Gigi in her studio, restoring paintings.

This post was inspired by the buying of a book. It was the Contemporary Art Society 1949 annual review with the Chairman’s report, accounts, recent acquisitions and plans, all rather dry, however… Inside was a membership card for Gigi Richter. Issued on October 20th, 1949 it was just before she married and became Gigi Crompton. She was a picture restorer and botanist. Friend of many artists including Henry Moore who designed her sister-in-law’s grave.

Gigi Richter (1922-2020), christened Irmingard Emma Antonia, was the daughter of the American art historian, Dr George Martin Richter (1875-1942), and his wife, Amely, Baroness Zündt von Kentzingen from Munich. She was the godchild of Thomas Mann.

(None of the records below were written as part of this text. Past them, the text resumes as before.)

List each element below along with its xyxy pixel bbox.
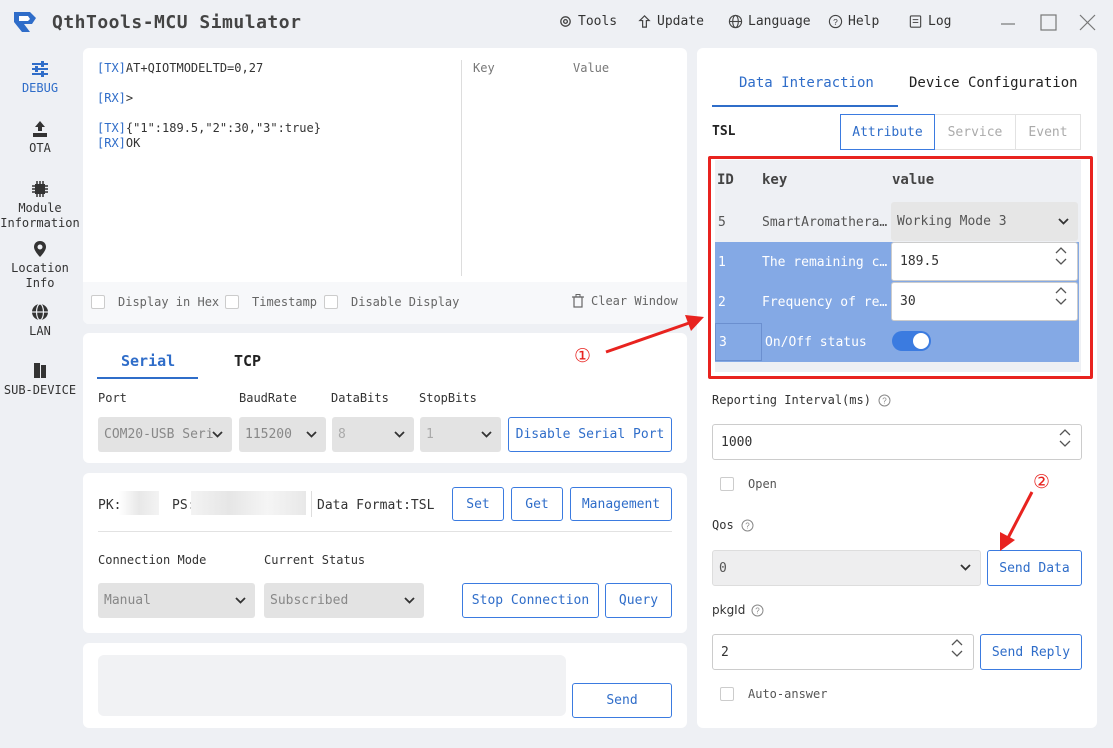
arrow-two-line xyxy=(1006,491,1034,539)
arrow-one-line xyxy=(605,320,693,354)
annotation-number-one: ① xyxy=(574,345,592,367)
arrow-two-head xyxy=(1000,532,1015,551)
annotation-arrows xyxy=(605,315,1034,551)
annotation-number-two: ② xyxy=(1033,471,1051,493)
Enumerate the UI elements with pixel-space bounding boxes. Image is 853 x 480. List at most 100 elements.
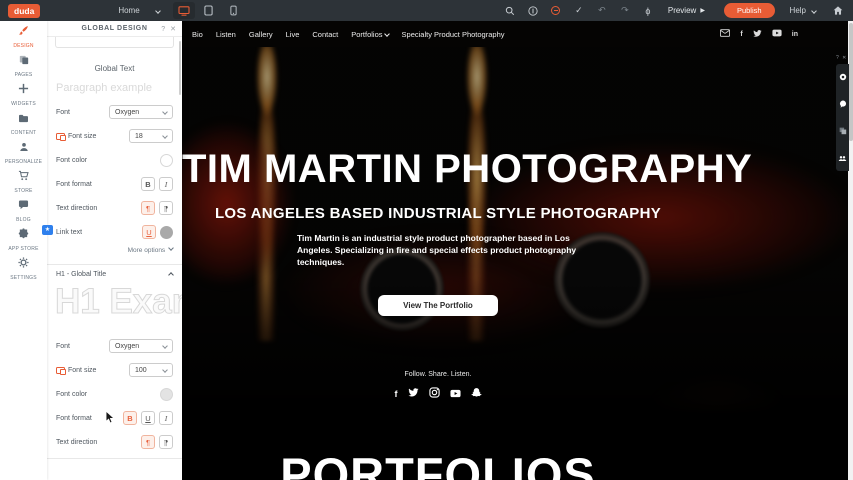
preview-button[interactable]: Preview ▶ <box>668 6 705 15</box>
sidebar-item-label: SETTINGS <box>10 275 37 281</box>
sidebar-item-blog[interactable]: BLOG <box>0 195 47 224</box>
global-design-panel: GLOBAL DESIGN ? ✕ global style see below… <box>47 21 182 480</box>
sidebar-item-label: PAGES <box>15 72 33 78</box>
sidebar-item-personalize[interactable]: PERSONALIZE <box>0 137 47 166</box>
sidebar-item-settings[interactable]: SETTINGS <box>0 253 47 282</box>
home-icon[interactable] <box>831 4 845 18</box>
sidebar-item-label: CONTENT <box>11 130 37 136</box>
info-icon[interactable] <box>526 4 540 18</box>
h1-font-size-select[interactable]: 100 <box>129 363 173 377</box>
twitter-icon[interactable] <box>753 29 762 40</box>
twitter-icon[interactable] <box>408 385 419 403</box>
undo-icon[interactable]: ↶ <box>595 4 609 18</box>
h1-font-select[interactable]: Oxygen <box>109 339 173 353</box>
comment-icon[interactable] <box>839 95 847 113</box>
youtube-icon[interactable] <box>772 29 782 39</box>
ltr-button[interactable]: ¶ <box>141 201 155 215</box>
h1-font-color-swatch[interactable] <box>160 388 173 401</box>
hero-subtitle: LOS ANGELES BASED INDUSTRIAL STYLE PHOTO… <box>182 205 694 222</box>
search-icon[interactable] <box>503 4 517 18</box>
nav-link-specialty[interactable]: Specialty Product Photography <box>402 30 505 39</box>
mobile-icon[interactable] <box>223 2 245 19</box>
nav-link-gallery[interactable]: Gallery <box>249 30 273 39</box>
layers-icon[interactable] <box>839 122 847 140</box>
facebook-icon[interactable]: f <box>740 31 742 38</box>
link-underline-button[interactable]: U <box>142 225 156 239</box>
divider <box>47 458 182 459</box>
help-menu[interactable]: Help <box>790 6 816 15</box>
facebook-icon[interactable]: f <box>395 389 398 399</box>
more-options-link[interactable]: More options <box>47 244 182 260</box>
italic-button[interactable]: I <box>159 177 173 191</box>
camera-icon[interactable] <box>839 68 847 86</box>
chevron-down-icon <box>162 343 168 349</box>
h1-bold-button[interactable]: B <box>123 411 137 425</box>
scrollbar-thumb[interactable] <box>849 23 853 141</box>
instagram-icon[interactable] <box>429 385 440 403</box>
font-select[interactable]: Oxygen <box>109 105 173 119</box>
sidebar-item-label: DESIGN <box>13 43 33 49</box>
check-icon[interactable]: ✓ <box>572 4 586 18</box>
sidebar-item-widgets[interactable]: WIDGETS <box>0 79 47 108</box>
dev-mode-icon[interactable]: ϕ <box>641 4 655 18</box>
nav-link-listen[interactable]: Listen <box>216 30 236 39</box>
page-selector[interactable]: Home <box>118 6 159 15</box>
folder-icon <box>18 110 29 128</box>
site-nav: Bio Listen Gallery Live Contact Portfoli… <box>182 21 848 47</box>
sidebar-item-pages[interactable]: PAGES <box>0 50 47 79</box>
panel-scrollbar[interactable] <box>179 41 181 95</box>
chevron-down-icon <box>811 8 817 14</box>
nav-link-contact[interactable]: Contact <box>312 30 338 39</box>
sidebar-item-label: PERSONALIZE <box>5 159 42 165</box>
gear-icon <box>18 255 29 273</box>
rtl-button[interactable]: ¶ <box>159 201 173 215</box>
h1-underline-button[interactable]: U <box>141 411 155 425</box>
sidebar-item-app-store[interactable]: ★ APP STORE <box>0 224 47 253</box>
sidebar-item-design[interactable]: DESIGN <box>0 21 47 50</box>
nav-link-portfolios[interactable]: Portfolios <box>351 30 388 39</box>
panel-help-icon[interactable]: ? <box>161 26 165 33</box>
cart-icon <box>18 168 29 186</box>
h1-ltr-button[interactable]: ¶ <box>141 435 155 449</box>
left-sidebar: DESIGN PAGES WIDGETS CONTENT PERSONALIZE… <box>0 21 47 480</box>
close-icon[interactable]: ✕ <box>170 25 176 33</box>
redo-icon[interactable]: ↷ <box>618 4 632 18</box>
email-icon[interactable] <box>720 29 730 39</box>
collaborators-icon[interactable] <box>838 149 847 167</box>
font-format-label: Font format <box>56 415 92 422</box>
h1-italic-button[interactable]: I <box>159 411 173 425</box>
text-direction-label: Text direction <box>56 439 97 446</box>
sidebar-item-store[interactable]: STORE <box>0 166 47 195</box>
desktop-icon[interactable] <box>173 2 195 19</box>
snapchat-icon[interactable] <box>471 385 482 403</box>
font-size-label: Font size <box>68 133 96 140</box>
duda-logo[interactable]: duda <box>8 4 40 18</box>
chevron-down-icon <box>155 8 161 14</box>
h1-rtl-button[interactable]: ¶ <box>159 435 173 449</box>
sidebar-item-content[interactable]: CONTENT <box>0 108 47 137</box>
nav-link-bio[interactable]: Bio <box>192 30 203 39</box>
page-selector-label: Home <box>118 6 139 15</box>
font-color-swatch[interactable] <box>160 154 173 167</box>
bold-button[interactable]: B <box>141 177 155 191</box>
hero-paragraph: Tim Martin is an industrial style produc… <box>297 233 579 269</box>
chevron-down-icon <box>162 133 168 139</box>
font-format-label: Font format <box>56 181 92 188</box>
chevron-up-icon <box>168 272 174 278</box>
site-preview: Bio Listen Gallery Live Contact Portfoli… <box>182 21 848 480</box>
chevron-down-icon <box>162 367 168 373</box>
feedback-icon[interactable] <box>549 4 563 18</box>
sidebar-item-label: APP STORE <box>8 246 38 252</box>
h1-section-title: H1 - Global Title <box>56 271 106 278</box>
linkedin-icon[interactable]: in <box>792 31 798 38</box>
publish-button[interactable]: Publish <box>724 3 775 18</box>
font-size-select[interactable]: 18 <box>129 129 173 143</box>
tablet-icon[interactable] <box>198 2 220 19</box>
view-portfolio-button[interactable]: View The Portfolio <box>378 295 498 316</box>
youtube-icon[interactable] <box>450 385 461 403</box>
nav-link-live[interactable]: Live <box>286 30 300 39</box>
h1-section-header[interactable]: H1 - Global Title <box>47 265 182 278</box>
floating-toolbar <box>836 64 849 171</box>
link-color-swatch[interactable] <box>160 226 173 239</box>
brush-icon <box>18 23 29 41</box>
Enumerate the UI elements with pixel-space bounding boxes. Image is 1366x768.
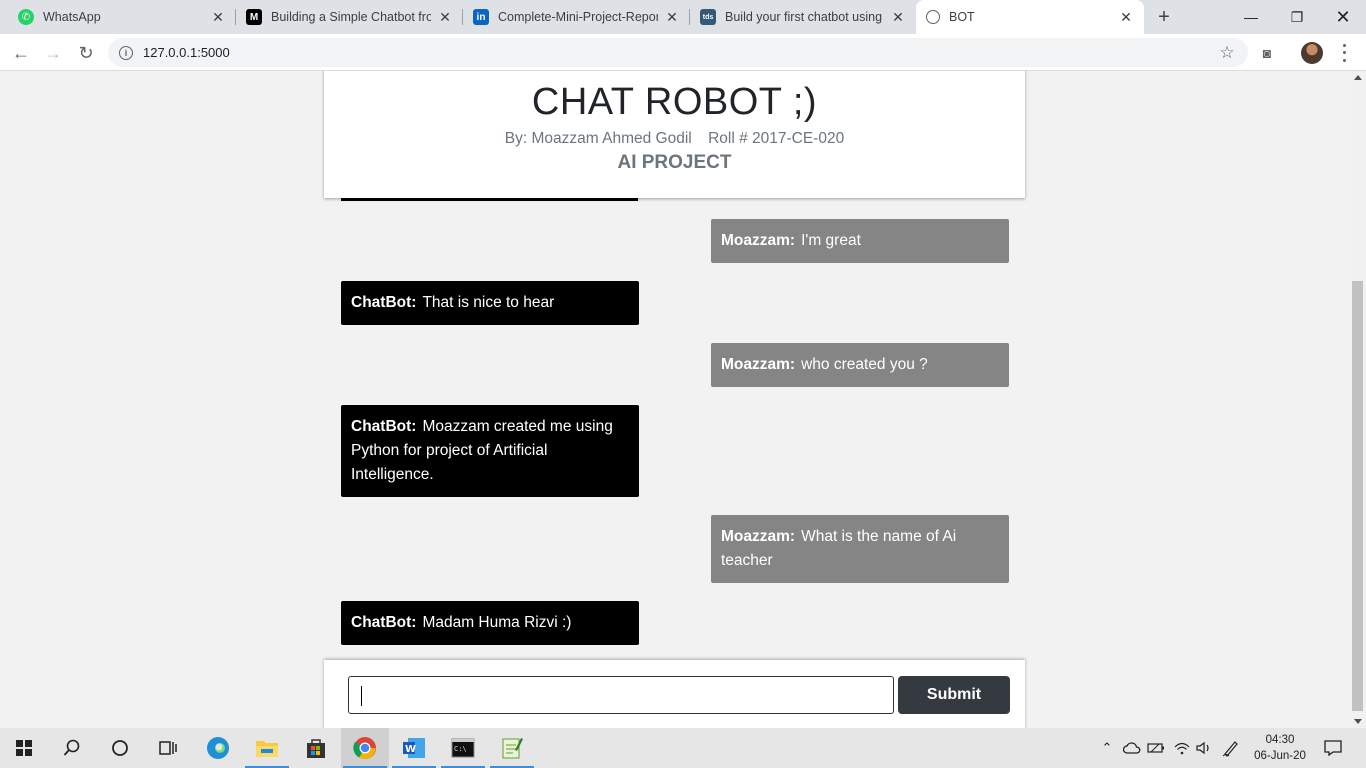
terminal-icon[interactable]: C:\ xyxy=(439,728,487,768)
chat-bubble-bot: ChatBot: Moazzam created me using Python … xyxy=(341,405,639,497)
svg-text:C:\: C:\ xyxy=(454,745,467,753)
chat-bubble-bot: ChatBot: That is nice to hear xyxy=(341,281,639,325)
sender-label: ChatBot: xyxy=(351,614,417,631)
url-text: 127.0.0.1:5000 xyxy=(143,45,230,60)
tab-bot[interactable]: BOT ✕ xyxy=(916,0,1144,34)
message-text: I'm great xyxy=(801,232,861,249)
chat-bubble-user: Moazzam: What is the name of Ai teacher xyxy=(711,515,1009,583)
clock-time: 04:30 xyxy=(1265,734,1295,746)
restore-button[interactable]: ❐ xyxy=(1274,0,1320,34)
battery-icon[interactable] xyxy=(1146,728,1166,768)
window-close-button[interactable]: ✕ xyxy=(1320,0,1366,34)
tab-title: BOT xyxy=(949,10,975,24)
menu-icon[interactable] xyxy=(1338,42,1350,64)
task-view-icon[interactable] xyxy=(144,728,192,768)
message-input[interactable] xyxy=(348,676,894,714)
author-name: By: Moazzam Ahmed Godil xyxy=(504,130,692,147)
taskbar: W C:\ ⌃ 04:30 06-Jun-20 xyxy=(0,728,1366,768)
sender-label: Moazzam: xyxy=(721,528,796,545)
globe-icon xyxy=(926,10,940,24)
linkedin-icon: in xyxy=(473,9,489,25)
minimize-button[interactable]: — xyxy=(1228,0,1274,34)
sender-label: ChatBot: xyxy=(351,294,417,311)
notepad-icon[interactable] xyxy=(488,728,536,768)
svg-text:W: W xyxy=(405,744,416,755)
tab-strip: ✆ WhatsApp ✕ M Building a Simple Chatbot… xyxy=(0,0,1366,34)
notification-icon[interactable] xyxy=(1320,728,1346,768)
sender-label: Moazzam: xyxy=(721,232,796,249)
system-clock[interactable]: 04:30 06-Jun-20 xyxy=(1252,732,1308,764)
chat-bubble-user: Moazzam: I'm great xyxy=(711,219,1009,263)
pen-icon[interactable] xyxy=(1220,728,1242,768)
medium-icon: M xyxy=(246,9,262,25)
close-icon[interactable]: ✕ xyxy=(210,9,226,26)
project-label: AI PROJECT xyxy=(617,152,732,173)
info-icon[interactable]: i xyxy=(119,45,133,60)
search-icon[interactable] xyxy=(48,728,96,768)
message-text: who created you ? xyxy=(801,356,928,373)
new-tab-button[interactable]: + xyxy=(1152,5,1176,29)
chat-bubble-user: Moazzam: who created you ? xyxy=(711,343,1009,387)
page-title: CHAT ROBOT ;) xyxy=(531,81,818,123)
sender-label: ChatBot: xyxy=(351,418,417,435)
message-composer: Submit xyxy=(324,660,1025,728)
tab-title: Complete-Mini-Project-Report xyxy=(498,10,658,24)
page-header: CHAT ROBOT ;) By: Moazzam Ahmed Godil Ro… xyxy=(324,71,1025,198)
roll-number: Roll # 2017-CE-020 xyxy=(708,130,845,147)
store-icon[interactable] xyxy=(292,728,340,768)
bookmark-star-icon[interactable]: ☆ xyxy=(1214,40,1240,66)
scroll-down-icon[interactable] xyxy=(1354,719,1362,724)
close-icon[interactable]: ✕ xyxy=(664,9,680,26)
reload-icon[interactable]: ↻ xyxy=(73,40,99,66)
close-icon[interactable]: ✕ xyxy=(890,9,906,26)
tab-medium[interactable]: M Building a Simple Chatbot from ✕ xyxy=(236,0,463,34)
page-viewport: Moazzam: I'm great ChatBot: That is nice t… xyxy=(0,71,1350,728)
chrome-icon[interactable] xyxy=(341,728,389,768)
browser-toolbar: ← → ↻ i 127.0.0.1:5000 ☆ ◙ xyxy=(0,34,1366,71)
close-icon[interactable]: ✕ xyxy=(1118,9,1134,26)
word-icon[interactable]: W xyxy=(390,728,438,768)
back-icon[interactable]: ← xyxy=(8,40,34,66)
submit-button[interactable]: Submit xyxy=(898,676,1010,714)
clock-date: 06-Jun-20 xyxy=(1254,750,1306,762)
file-explorer-icon[interactable] xyxy=(243,728,291,768)
cortana-icon[interactable] xyxy=(96,728,144,768)
scroll-up-icon[interactable] xyxy=(1354,75,1362,80)
tab-title: Building a Simple Chatbot from xyxy=(271,10,431,24)
tab-title: WhatsApp xyxy=(43,10,101,24)
tab-linkedin[interactable]: in Complete-Mini-Project-Report ✕ xyxy=(463,0,690,34)
tab-tds[interactable]: tds Build your first chatbot using P ✕ xyxy=(690,0,916,34)
tds-icon: tds xyxy=(700,9,716,25)
avatar[interactable] xyxy=(1301,42,1323,64)
tab-whatsapp[interactable]: ✆ WhatsApp ✕ xyxy=(8,0,236,34)
windows-start-icon[interactable] xyxy=(0,728,48,768)
wifi-icon[interactable] xyxy=(1172,728,1192,768)
forward-icon[interactable]: → xyxy=(40,40,66,66)
close-icon[interactable]: ✕ xyxy=(437,9,453,26)
edge-icon[interactable] xyxy=(194,728,242,768)
byline: By: Moazzam Ahmed Godil Roll # 2017-CE-0… xyxy=(324,130,1025,148)
chat-bubble-bot: ChatBot: Madam Huma Rizvi :) xyxy=(341,601,639,645)
message-text: Madam Huma Rizvi :) xyxy=(422,614,572,631)
sender-label: Moazzam: xyxy=(721,356,796,373)
camera-icon[interactable]: ◙ xyxy=(1254,40,1280,66)
whatsapp-icon: ✆ xyxy=(18,9,34,25)
message-text: That is nice to hear xyxy=(422,294,555,311)
onedrive-icon[interactable] xyxy=(1122,728,1142,768)
address-bar[interactable]: i 127.0.0.1:5000 xyxy=(108,38,1248,67)
chevron-up-icon[interactable]: ⌃ xyxy=(1098,728,1116,768)
scrollbar-thumb[interactable] xyxy=(1352,281,1363,711)
text-caret xyxy=(361,686,362,706)
volume-icon[interactable] xyxy=(1194,728,1214,768)
vertical-scrollbar[interactable] xyxy=(1350,71,1366,728)
tab-title: Build your first chatbot using P xyxy=(725,10,884,24)
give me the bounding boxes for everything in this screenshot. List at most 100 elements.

She went to school in England from 1929. She studied art in Berlin in 1936 and at Westminster Art School, London, 1938-9. She sheltered from the war in America working as an apprenticeship as a picture restorer under Sheldon Keck at the Brooklyn Museum, 1940-2, later working there as a laboratory assistant in 1944.

After the war she returned to Britain and then married David “Buzzy” Crompton in 1949 and at the suggestion of David’s sister Catherine (lover of Graham Greene) they settled in Thriplow, Cambridgeshire, on part of Catherine and her husbands estate.

and she worked as a restorer for the London Gallery in Brook St in 1947. She cleaned Gwen John’s Girl with a Cat for the Tate Gallery in 1947/8, and other works for the National Gallery. She then worked part-time as a freelance conservator at the Walker Art Gallery, Liverpool, 1958-62. She became interested in botany and was trained by her gardener, then going on to study and learn about local plants in Cambridgeshire.

In the 1960s the couple moved to Swaffham Bulbeck, Cambridgeshire. From 1972 until 1986 she was employed on the Eastern England Rare Plant survey and developed the methodology on which all subsequent rare plant surveys have been based. This led to further research into historical records, culminating in the Cambridgeshire Flora catalogue, published online. Her many papers included studies of the Devil’s Dyke, Lakenheath Warren and Wicken Fen, in East Anglia.

Roland Penrose – Le Grand Jour, 1938

Richter sold Roland Penrose’s Le Grand Jour to the Tate in 1964 and gave the Fitzwilliam Museum Paul Klee’s gouache ‘Gartenkunst’ in 2016, a present to her from Roland Penrose in 1945/6.